POGS Wed 14-Aug-19 15:14:49

Question

Lib Dems and other parties want to scrap the First Past the Post system for Proportional Representation.

Both systems can obviously return a party with no overall majority and hence the Coalition Government or Supply and Demand government is required.

If Gordon Brown for example had managed to get a coalition government with the Lib Dems and not the Conservatives the voices that perpetually cry foul over the Coalition Government / Supply and Demand would no doubt, hypocritically, have felt that government would be fit for purpose because it suited their politics.

We have a Conservative / DUP Supply and Demand government and that is not acceptable to many because it ' does not suit ' their politics. That is hypocrisy. It is only accepting '' The Principle ' of a Coalition /Supply and Demand government if and when it suits the individual and they ' like ' the outcome of the political parties involved.

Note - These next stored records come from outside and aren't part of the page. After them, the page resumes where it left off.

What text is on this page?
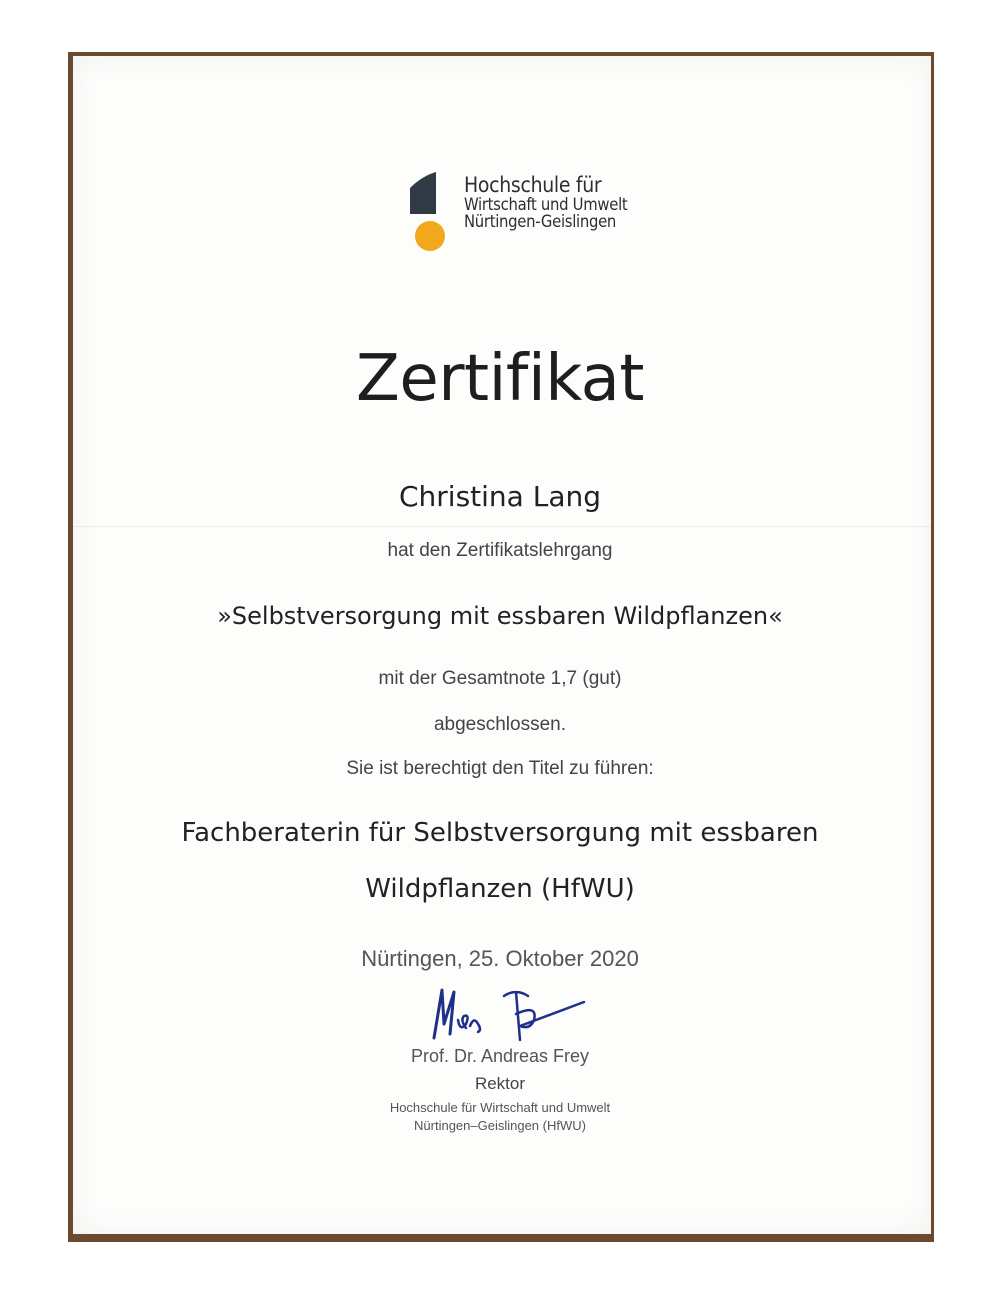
Hochschule für
Wirtschaft und Umwelt
Nürtingen-Geislingen
Zertifikat
Christina Lang
hat den Zertifikatslehrgang
»Selbstversorgung mit essbaren Wildpflanzen«
mit der Gesamtnote 1,7 (gut)
abgeschlossen.
Sie ist berechtigt den Titel zu führen:
Fachberaterin für Selbstversorgung mit essbaren
Wildpflanzen (HfWU)
Nürtingen, 25. Oktober 2020
Prof. Dr. Andreas Frey
Rektor
Hochschule für Wirtschaft und Umwelt
Nürtingen–Geislingen (HfWU)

Proportional Representation will inevitably lead to permant Coalition/Supply and Confidence governments so be careful what you wish for .

Those wanting Proportional Representation will have to accept a Coalition Government or Supply and Confidence government will be inevitable. If that Coalition were for the sake of agrguement a government formed between the Conservatives/Brexit Party they will still not accept Proportional Representation unless it returns their Political Party into Government. They might not like what Proportional Representation returns!

So my question is how would Proportional Representation give those who dislike, attack Coalition / Supply and Demand governments that ' do not suit them ' give them the answer to First Past the Post?

GracesGranMK3 Wed 14-Aug-19 13:15:04

Democracy cannot make a judgement Varian, people do. I imagine the idea of FPTP felt okay when people had only just got the vote. To change our democracy is a political act and is not brought about by saying it isn't fair. We choose. We vote for politicians who choose. "Democracy" cannot choose. It is the overuse of the word that is distracting us.

Is politician A voting for a fairer system? That is the question. It is our system and our democracy.